Asylum
The narrator observes the “great professor” Charcot as he speaks to an enthralled audience about what he calls “a museum of living pathology” at Salpêtrière Hospital. She joins other examples of neurological pathologies—Parkinson’s disease, epilepsy, hysteria—on the stage. She is the hysteric Augustine.
Jean-Martin Charcot is credited with being the founder of modern neurology. He made use of photographs, hypnosis, and “grand demonstrations” to characterize disorders that were not well understood in the late 1800s. Louise Augustine Gleizes was the most public of Charcot’s subjects. She was admitted to Salpêtrière Hospital at the age of 14 after being molested at age 10 and raped by her mother’s lover at age 13. She was hypnotized and photographed by Charcot exhibiting uncontrolled emotions, contortions, and sexual aggressiveness.

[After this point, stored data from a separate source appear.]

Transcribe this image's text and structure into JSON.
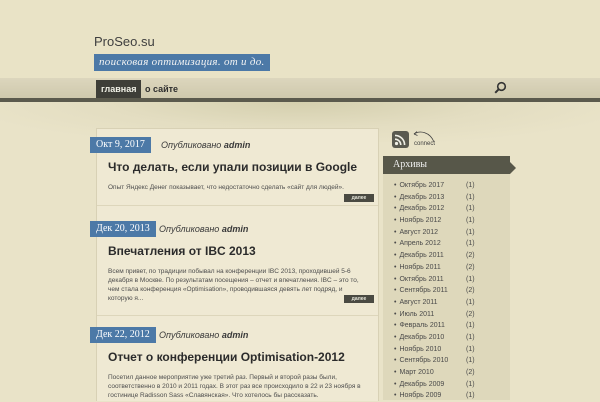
{
  "site": {
    "title": "ProSeo.su",
    "tagline": "поисковая оптимизация. от и до."
  },
  "nav": {
    "items": [
      {
        "label": "главная"
      },
      {
        "label": "о сайте"
      }
    ]
  },
  "posts": [
    {
      "date": "Окт 9, 2017",
      "meta_prefix": "Опубликовано",
      "author": "admin",
      "title": "Что делать, если упали позиции в Google",
      "excerpt": "Опыт Яндекс Денег показывает, что недостаточно сделать «сайт для людей».",
      "more": "далее"
    },
    {
      "date": "Дек 20, 2013",
      "meta_prefix": "Опубликовано",
      "author": "admin",
      "title": "Впечатления от IBC 2013",
      "excerpt": "Всем привет, по традиции побывал на конференции IBC 2013, проходившей 5-6 декабря в Москве. По результатам посещения – отчет и впечатления. IBC – это то, чем стала конференция «Optimisation», проводившаяся девять лет подряд, и которую я...",
      "more": "далее"
    },
    {
      "date": "Дек 22, 2012",
      "meta_prefix": "Опубликовано",
      "author": "admin",
      "title": "Отчет о конференции Optimisation-2012",
      "excerpt": "Посетил данное мероприятие уже третий раз. Первый и второй разы были, соответственно в 2010 и 2011 годах. В этот раз все происходило в 22 и 23 ноября в гостинице Radisson Sass «Славянская». Что хотелось бы рассказать.",
      "more": "далее"
    }
  ],
  "sidebar": {
    "connect": "connect",
    "archives_title": "Архивы",
    "archives": [
      {
        "label": "Октябрь 2017",
        "count": "(1)"
      },
      {
        "label": "Декабрь 2013",
        "count": "(1)"
      },
      {
        "label": "Декабрь 2012",
        "count": "(1)"
      },
      {
        "label": "Ноябрь 2012",
        "count": "(1)"
      },
      {
        "label": "Август 2012",
        "count": "(1)"
      },
      {
        "label": "Апрель 2012",
        "count": "(1)"
      },
      {
        "label": "Декабрь 2011",
        "count": "(2)"
      },
      {
        "label": "Ноябрь 2011",
        "count": "(2)"
      },
      {
        "label": "Октябрь 2011",
        "count": "(1)"
      },
      {
        "label": "Сентябрь 2011",
        "count": "(2)"
      },
      {
        "label": "Август 2011",
        "count": "(1)"
      },
      {
        "label": "Июль 2011",
        "count": "(2)"
      },
      {
        "label": "Февраль 2011",
        "count": "(1)"
      },
      {
        "label": "Декабрь 2010",
        "count": "(1)"
      },
      {
        "label": "Ноябрь 2010",
        "count": "(1)"
      },
      {
        "label": "Сентябрь 2010",
        "count": "(1)"
      },
      {
        "label": "Март 2010",
        "count": "(2)"
      },
      {
        "label": "Декабрь 2009",
        "count": "(1)"
      },
      {
        "label": "Ноябрь 2009",
        "count": "(1)"
      }
    ]
  },
  "colors": {
    "accent": "#4c79a7",
    "dark_bar": "#575749",
    "background": "#e9e3c8"
  },
  "icons": {
    "search": "search-icon",
    "rss": "rss-icon"
  }
}
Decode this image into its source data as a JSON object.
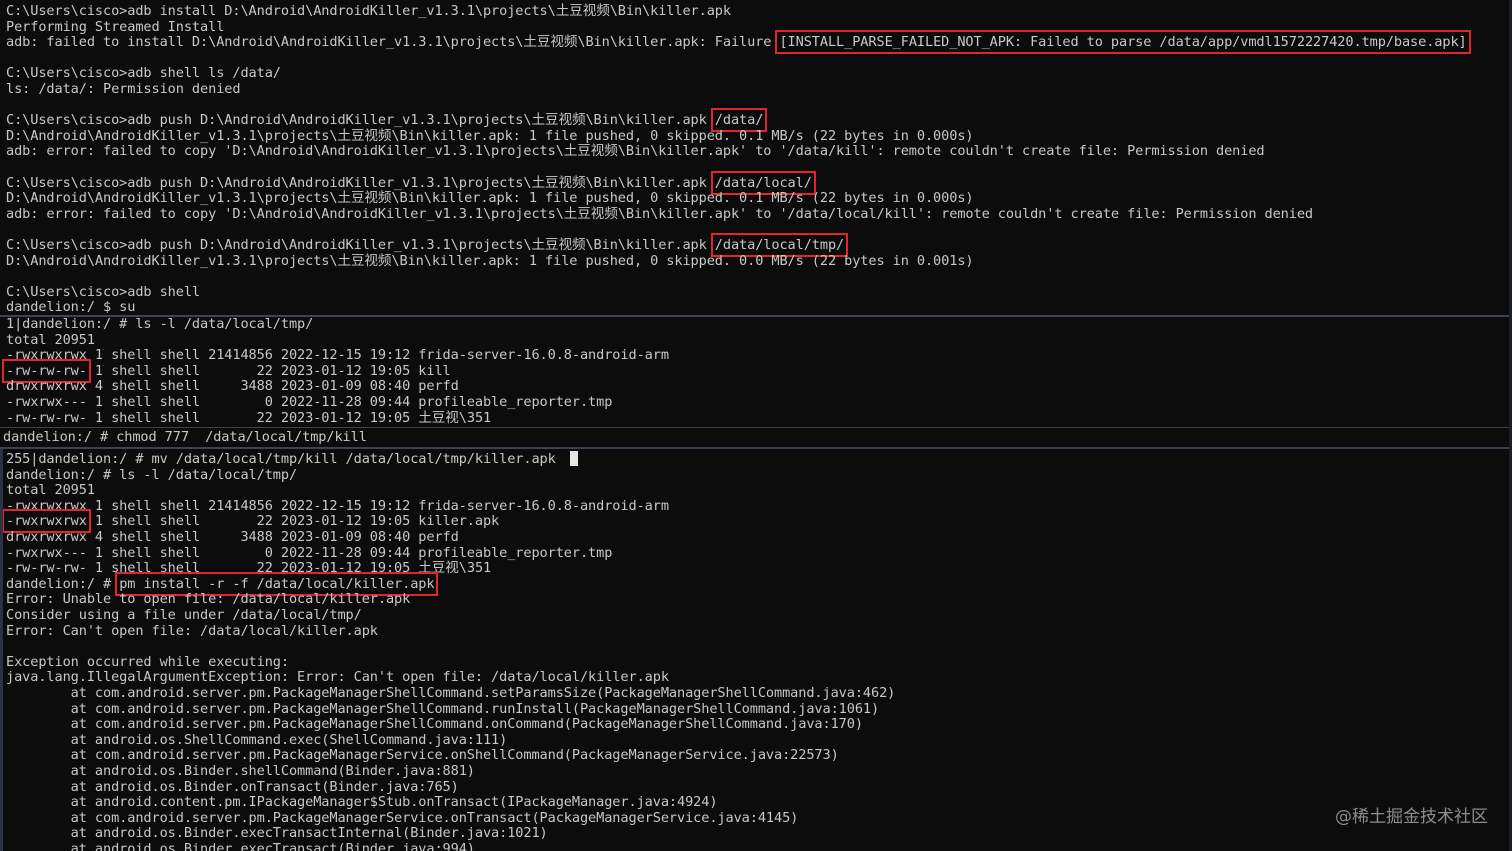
{
  "top": [
    "C:\\Users\\cisco>adb install D:\\Android\\AndroidKiller_v1.3.1\\projects\\土豆视频\\Bin\\killer.apk",
    "Performing Streamed Install",
    {
      "pre": "adb: failed to install D:\\Android\\AndroidKiller_v1.3.1\\projects\\土豆视频\\Bin\\killer.apk: Failure ",
      "hl": "[INSTALL_PARSE_FAILED_NOT_APK: Failed to parse /data/app/vmdl1572227420.tmp/base.apk]"
    },
    "",
    "C:\\Users\\cisco>adb shell ls /data/",
    "ls: /data/: Permission denied",
    "",
    {
      "pre": "C:\\Users\\cisco>adb push D:\\Android\\AndroidKiller_v1.3.1\\projects\\土豆视频\\Bin\\killer.apk ",
      "hl": "/data/"
    },
    "D:\\Android\\AndroidKiller_v1.3.1\\projects\\土豆视频\\Bin\\killer.apk: 1 file pushed, 0 skipped. 0.1 MB/s (22 bytes in 0.000s)",
    "adb: error: failed to copy 'D:\\Android\\AndroidKiller_v1.3.1\\projects\\土豆视频\\Bin\\killer.apk' to '/data/kill': remote couldn't create file: Permission denied",
    "",
    {
      "pre": "C:\\Users\\cisco>adb push D:\\Android\\AndroidKiller_v1.3.1\\projects\\土豆视频\\Bin\\killer.apk ",
      "hl": "/data/local/"
    },
    "D:\\Android\\AndroidKiller_v1.3.1\\projects\\土豆视频\\Bin\\killer.apk: 1 file pushed, 0 skipped. 0.1 MB/s (22 bytes in 0.000s)",
    "adb: error: failed to copy 'D:\\Android\\AndroidKiller_v1.3.1\\projects\\土豆视频\\Bin\\killer.apk' to '/data/local/kill': remote couldn't create file: Permission denied",
    "",
    {
      "pre": "C:\\Users\\cisco>adb push D:\\Android\\AndroidKiller_v1.3.1\\projects\\土豆视频\\Bin\\killer.apk ",
      "hl": "/data/local/tmp/"
    },
    "D:\\Android\\AndroidKiller_v1.3.1\\projects\\土豆视频\\Bin\\killer.apk: 1 file pushed, 0 skipped. 0.0 MB/s (22 bytes in 0.001s)",
    "",
    "C:\\Users\\cisco>adb shell",
    "dandelion:/ $ su"
  ],
  "mid": [
    "1|dandelion:/ # ls -l /data/local/tmp/",
    "total 20951",
    "-rwxrwxrwx 1 shell shell 21414856 2022-12-15 19:12 frida-server-16.0.8-android-arm",
    {
      "hl": "-rw-rw-rw-",
      "post": " 1 shell shell       22 2023-01-12 19:05 kill"
    },
    "drwxrwxrwx 4 shell shell     3488 2023-01-09 08:40 perfd",
    "-rwxrwx--- 1 shell shell        0 2022-11-28 09:44 profileable_reporter.tmp",
    "-rw-rw-rw- 1 shell shell       22 2023-01-12 19:05 土豆视\\351"
  ],
  "cmd": "dandelion:/ # chmod 777  /data/local/tmp/kill",
  "bottom": [
    {
      "pre": "255|dandelion:/ # mv /data/local/tmp/kill /data/local/tmp/killer.apk",
      "cursor": true
    },
    "dandelion:/ # ls -l /data/local/tmp/",
    "total 20951",
    "-rwxrwxrwx 1 shell shell 21414856 2022-12-15 19:12 frida-server-16.0.8-android-arm",
    {
      "hl": "-rwxrwxrwx",
      "post": " 1 shell shell       22 2023-01-12 19:05 killer.apk"
    },
    "drwxrwxrwx 4 shell shell     3488 2023-01-09 08:40 perfd",
    "-rwxrwx--- 1 shell shell        0 2022-11-28 09:44 profileable_reporter.tmp",
    "-rw-rw-rw- 1 shell shell       22 2023-01-12 19:05 土豆视\\351",
    {
      "pre": "dandelion:/ # ",
      "hl": "pm install -r -f /data/local/killer.apk"
    },
    "Error: Unable to open file: /data/local/killer.apk",
    "Consider using a file under /data/local/tmp/",
    "Error: Can't open file: /data/local/killer.apk",
    "",
    "Exception occurred while executing:",
    "java.lang.IllegalArgumentException: Error: Can't open file: /data/local/killer.apk",
    "        at com.android.server.pm.PackageManagerShellCommand.setParamsSize(PackageManagerShellCommand.java:462)",
    "        at com.android.server.pm.PackageManagerShellCommand.runInstall(PackageManagerShellCommand.java:1061)",
    "        at com.android.server.pm.PackageManagerShellCommand.onCommand(PackageManagerShellCommand.java:170)",
    "        at android.os.ShellCommand.exec(ShellCommand.java:111)",
    "        at com.android.server.pm.PackageManagerService.onShellCommand(PackageManagerService.java:22573)",
    "        at android.os.Binder.shellCommand(Binder.java:881)",
    "        at android.os.Binder.onTransact(Binder.java:765)",
    "        at android.content.pm.IPackageManager$Stub.onTransact(IPackageManager.java:4924)",
    "        at com.android.server.pm.PackageManagerService.onTransact(PackageManagerService.java:4145)",
    "        at android.os.Binder.execTransactInternal(Binder.java:1021)",
    "        at android.os.Binder.execTransact(Binder.java:994)"
  ],
  "watermark": "@稀土掘金技术社区",
  "colors": {
    "background": "#0c0c0c",
    "text": "#c8c8c8",
    "highlight": "#e0252c"
  }
}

Author Shope relies on the scholarly work of Georges Didi-Huberman (and its English translation by Alisa Hartz) which chronicles Charcot’s photographic studies as well as actual treatments of patients at Salpêtrière. The research makes the narrative all the more chilling. Written from Augustine’s perspective, vignettes reflect what little was known about hysteria and the experimental methods of dealing with it at the time. Readers see what Augustine sees, feel what she feels, view treatments as she herself views them—from the inside out. Beautiful and poignant, yet deeply disturbing.